Figure 2 shows the distribution of cattle and buffalo over the country. Cattle are most densely populated over the western border areas, especially in Bobonaro (in sub-districts such as Maliana) and Cova Lima (Suai). They are also high in the north-western dry zone (east Bobanaro and Liquica). Cattle numbers increase again in the more extensive grasslands of the east (Viqueque, Lautem, southern parts of Baucau) and the south (Same). Cattle are distributed relatively densely and evenly in Oecussi. Cattle densities are lowest in the mountainous central zone of the country (Aileu, Ainaro, Manatuto, parts of Manufahi).
Figure 2. Cattle and buffalo distribution in Timor Leste.
Source: Data from NSD (2011). Map generated by authors. I dot represents 1,000 head, distributed randomly within suco boundaries
Cattle numbers combined with data on the numbers of households that raise cattle allows for calculation of average scale of cattle production by suco (Figure 3). While most cattle are raised in western areas, these are raised by large numbers of households (nearly 13,000 in Bobonaro and Cova Lima.) As a result, households in this western area raise a mid-range number of cattle (generally from 2.3 to 6.9 head). The central mountainous area have a low scale of production, but herd sizes are relatively high (4.7 to 6.9) in the south. With more extensive land areas, the scale of production increases into the eastern districts of Viqueque and Lautem, where households in several sucos have average herd sizes of 7 to 12 head.
Figure 3. Average number of cattle per cattle-holding household by suco.

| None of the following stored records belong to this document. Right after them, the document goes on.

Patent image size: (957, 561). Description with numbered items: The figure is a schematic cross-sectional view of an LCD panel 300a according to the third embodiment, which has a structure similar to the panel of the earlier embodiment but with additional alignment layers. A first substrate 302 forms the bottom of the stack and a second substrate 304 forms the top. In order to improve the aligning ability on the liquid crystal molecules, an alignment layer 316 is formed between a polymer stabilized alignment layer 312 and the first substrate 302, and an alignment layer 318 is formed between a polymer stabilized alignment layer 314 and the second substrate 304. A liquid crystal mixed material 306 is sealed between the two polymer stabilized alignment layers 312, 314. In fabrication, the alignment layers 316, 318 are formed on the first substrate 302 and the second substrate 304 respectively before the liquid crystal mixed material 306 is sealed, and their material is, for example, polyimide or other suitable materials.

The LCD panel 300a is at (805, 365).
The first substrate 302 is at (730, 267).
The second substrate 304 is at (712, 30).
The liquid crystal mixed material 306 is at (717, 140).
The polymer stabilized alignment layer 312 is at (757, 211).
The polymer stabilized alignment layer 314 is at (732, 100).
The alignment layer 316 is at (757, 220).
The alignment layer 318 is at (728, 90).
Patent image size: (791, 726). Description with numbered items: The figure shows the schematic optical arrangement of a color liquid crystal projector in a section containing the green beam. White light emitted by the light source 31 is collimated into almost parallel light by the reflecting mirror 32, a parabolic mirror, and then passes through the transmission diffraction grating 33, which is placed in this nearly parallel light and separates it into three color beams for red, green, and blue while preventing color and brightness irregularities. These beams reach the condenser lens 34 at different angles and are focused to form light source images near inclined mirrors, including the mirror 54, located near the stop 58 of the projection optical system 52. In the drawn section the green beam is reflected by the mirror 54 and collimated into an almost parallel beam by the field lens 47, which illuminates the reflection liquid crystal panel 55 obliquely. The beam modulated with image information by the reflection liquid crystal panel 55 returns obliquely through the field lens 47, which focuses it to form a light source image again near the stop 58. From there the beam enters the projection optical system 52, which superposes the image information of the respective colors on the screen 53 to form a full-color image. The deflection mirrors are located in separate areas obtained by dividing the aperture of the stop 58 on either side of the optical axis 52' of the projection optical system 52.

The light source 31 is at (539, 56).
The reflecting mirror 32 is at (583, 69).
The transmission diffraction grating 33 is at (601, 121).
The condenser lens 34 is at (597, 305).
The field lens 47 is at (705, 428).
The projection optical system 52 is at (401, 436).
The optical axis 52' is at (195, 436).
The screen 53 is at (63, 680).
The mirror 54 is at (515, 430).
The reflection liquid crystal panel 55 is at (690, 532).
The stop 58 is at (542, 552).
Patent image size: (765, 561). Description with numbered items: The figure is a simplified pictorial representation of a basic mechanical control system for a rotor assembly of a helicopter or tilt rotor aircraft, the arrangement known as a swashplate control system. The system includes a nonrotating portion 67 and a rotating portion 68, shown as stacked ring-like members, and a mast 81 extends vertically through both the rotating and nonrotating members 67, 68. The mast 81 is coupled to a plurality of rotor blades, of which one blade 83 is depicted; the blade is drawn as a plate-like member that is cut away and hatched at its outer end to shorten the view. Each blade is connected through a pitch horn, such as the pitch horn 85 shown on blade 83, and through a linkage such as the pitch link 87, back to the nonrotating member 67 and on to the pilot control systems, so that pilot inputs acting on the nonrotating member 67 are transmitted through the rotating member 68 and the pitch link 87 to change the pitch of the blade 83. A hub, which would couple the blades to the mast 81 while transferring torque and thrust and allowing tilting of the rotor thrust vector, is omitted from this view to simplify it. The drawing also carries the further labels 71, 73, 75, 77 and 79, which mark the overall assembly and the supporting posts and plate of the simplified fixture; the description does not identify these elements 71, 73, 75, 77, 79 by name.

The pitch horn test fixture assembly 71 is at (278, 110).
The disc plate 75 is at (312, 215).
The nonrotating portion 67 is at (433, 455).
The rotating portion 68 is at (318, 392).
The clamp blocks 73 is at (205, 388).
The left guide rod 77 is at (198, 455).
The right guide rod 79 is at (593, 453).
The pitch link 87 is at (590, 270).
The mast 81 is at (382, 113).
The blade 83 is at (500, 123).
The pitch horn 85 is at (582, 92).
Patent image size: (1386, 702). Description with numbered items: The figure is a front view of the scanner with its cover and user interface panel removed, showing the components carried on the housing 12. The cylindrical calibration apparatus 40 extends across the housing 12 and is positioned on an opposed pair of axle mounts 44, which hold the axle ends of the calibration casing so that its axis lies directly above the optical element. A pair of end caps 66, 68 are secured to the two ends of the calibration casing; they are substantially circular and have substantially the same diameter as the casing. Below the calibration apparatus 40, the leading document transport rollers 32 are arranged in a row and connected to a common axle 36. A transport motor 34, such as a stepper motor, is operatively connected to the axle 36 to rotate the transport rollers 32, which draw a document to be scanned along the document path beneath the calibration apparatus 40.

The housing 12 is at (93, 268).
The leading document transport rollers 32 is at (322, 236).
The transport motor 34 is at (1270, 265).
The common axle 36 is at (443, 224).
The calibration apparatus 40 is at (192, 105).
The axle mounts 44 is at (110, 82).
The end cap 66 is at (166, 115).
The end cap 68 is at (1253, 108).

Source: NSD, 2011. Map generated by authors
It is important to note, however, that scale of production is not necessarily an indicator of commercialisation. This is indicated in NSD (2008) data reported in Williams (forthcoming) that records household cattle sales and income in sub-districts throughout TL. Cattle sales were low throughout TL as households in all sub districts sell less than 1 cow per year, but cattle sales are highest in western areas due to more intensive systems (including cropping) and proximity to border and access to Dili markets. Conversely in more remote eastern areas like Lautem, cattle are raised in larger household herds in more extensive systems for long indefinite periods with low turnoff rates. There are corresponding patterns for income from cattle sales. That is, on a regional level, there is an inverse relationship between scale of production (household herd size) and levels of commercialisation (sales).